Краснощёков, вижу — сам в немалом ахуе:
— Навряд ли победившие рабы захотят добровольно вернутся в предыдущую формацию — первобытную дикость (да и не смогут — охотой и собирательством столько народу не прокормишь) и, среди них произойдёт новое разделение на господ и…
Тут он внезапно замолчал-заткнулся — как будто током на электростуле поражённый. А я продолжаю «мыслить вслух»:
— Смена общественных формаций не происходит просто так — по чью-нибудь наитию. Прежде чем капитализм сменил феодализм, к примеру, он должен был созреть внутри него и вытеснить тот из ведущих экономических позиций. К началу Великой французской революции, страна уже была буржуазной — якобинцам осталось лишь «сменить вывеску». «Надстройку» — то есть, говоря языком Маркса и Энгельса…
Интересно, он меня слышит?
— «Капитализм», в его чистом виде закончился, когда на смену мануфактурам с десятком другим набранным с улице пролетариям — пришли крупные акционерные общества, с тысячными коллективами квалифицированных специалистов под управлением менеджеров…
Мало кто знает, но даже Генри Форд не являлся единовластным владельцем «Ford Motor». В своей книге «Моя жизнь, мои достижения», он постоянно жалуется на тёрки с Советом акционеров. Как-то не похоже на лубочного буржуя, действующего по принципу «Что хочу, то и ворочу!».
— … Таким образом и русская революция — произошла в уже социалистической стране! А Гражданская война, по большому счёту, была борьбой за передел собственности между двумя группами социалистов — сторонниками государственного социализма и корпоративного. Победили первые — ибо, российские «корпоративщики» не понимали или не хотели понять: бизнес не только должен «отнимать и делить» — но и нести социальную +ответственность!
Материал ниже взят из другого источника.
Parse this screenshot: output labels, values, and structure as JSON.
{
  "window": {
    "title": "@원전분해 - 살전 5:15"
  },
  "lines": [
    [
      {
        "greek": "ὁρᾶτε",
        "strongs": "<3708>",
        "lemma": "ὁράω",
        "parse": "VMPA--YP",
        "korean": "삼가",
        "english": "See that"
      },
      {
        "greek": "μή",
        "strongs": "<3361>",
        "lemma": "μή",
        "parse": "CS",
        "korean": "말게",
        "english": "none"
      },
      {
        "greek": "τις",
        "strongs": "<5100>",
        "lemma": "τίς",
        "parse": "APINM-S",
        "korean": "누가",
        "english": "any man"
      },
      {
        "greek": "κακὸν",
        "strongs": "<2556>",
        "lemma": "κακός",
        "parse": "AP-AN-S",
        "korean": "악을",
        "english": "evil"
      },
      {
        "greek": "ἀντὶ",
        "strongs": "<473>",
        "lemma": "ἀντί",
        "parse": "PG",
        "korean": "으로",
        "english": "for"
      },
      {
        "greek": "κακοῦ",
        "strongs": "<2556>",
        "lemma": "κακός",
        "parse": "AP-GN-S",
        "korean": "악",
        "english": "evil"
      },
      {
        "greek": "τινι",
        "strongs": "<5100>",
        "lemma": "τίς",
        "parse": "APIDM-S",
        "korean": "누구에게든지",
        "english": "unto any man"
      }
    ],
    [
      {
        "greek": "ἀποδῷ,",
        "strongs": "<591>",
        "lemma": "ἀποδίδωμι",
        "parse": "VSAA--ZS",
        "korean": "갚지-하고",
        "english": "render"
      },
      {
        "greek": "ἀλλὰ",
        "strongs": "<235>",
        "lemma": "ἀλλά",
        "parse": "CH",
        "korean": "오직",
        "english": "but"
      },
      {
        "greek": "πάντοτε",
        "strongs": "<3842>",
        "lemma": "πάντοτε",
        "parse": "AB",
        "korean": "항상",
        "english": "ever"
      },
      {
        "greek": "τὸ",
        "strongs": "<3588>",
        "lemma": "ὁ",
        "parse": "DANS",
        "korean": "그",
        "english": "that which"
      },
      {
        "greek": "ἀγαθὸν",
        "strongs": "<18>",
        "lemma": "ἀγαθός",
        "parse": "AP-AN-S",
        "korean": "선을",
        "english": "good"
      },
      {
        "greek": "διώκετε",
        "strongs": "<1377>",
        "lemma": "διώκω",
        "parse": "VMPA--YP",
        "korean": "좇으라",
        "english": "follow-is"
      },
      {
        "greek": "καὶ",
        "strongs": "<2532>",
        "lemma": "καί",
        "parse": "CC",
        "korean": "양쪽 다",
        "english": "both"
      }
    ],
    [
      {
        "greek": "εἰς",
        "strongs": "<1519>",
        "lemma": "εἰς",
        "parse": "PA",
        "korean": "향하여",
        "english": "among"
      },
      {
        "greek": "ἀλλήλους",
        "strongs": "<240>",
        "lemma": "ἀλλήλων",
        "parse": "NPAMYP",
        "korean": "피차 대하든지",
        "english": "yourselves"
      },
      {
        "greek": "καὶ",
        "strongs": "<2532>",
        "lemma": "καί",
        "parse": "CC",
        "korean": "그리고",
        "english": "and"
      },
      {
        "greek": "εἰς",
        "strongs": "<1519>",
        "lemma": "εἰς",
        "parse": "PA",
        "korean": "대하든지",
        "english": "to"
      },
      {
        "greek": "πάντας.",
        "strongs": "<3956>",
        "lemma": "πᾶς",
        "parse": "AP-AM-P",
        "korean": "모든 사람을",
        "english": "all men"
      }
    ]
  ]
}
Но, при любом исходе Гражданской войны, Россия не вернулась бы к классическому — «ситцевому» капитализму.
Вскакивает и с неподдельным возмущением:
— Что за ересь Вы здесь несёте…?
Равнодушно пожимаю плечами:
— Любую реформаторскую мысль сперва называют «ересью» — вспомните Мартина Лютера Кинга.
«Может — просто „Лютера“?», — пришла запоздалая мысль.
Дальше разговора не получилось: подошли двое — по виду нэпманы и, что-то шепнув на ушко, увели бывшего «красного наркома» за свой столик. Напоследок, он обронил иронично:
— Интересные вопросы «комсомольцы» в вашей волости задают! Надеюсь, ещё увидимся с Вами и побеседуем в более подходящей обстановке. Приглашаю к себе: вот, Вам моя визитная карточка, тов… Как Вас, извините?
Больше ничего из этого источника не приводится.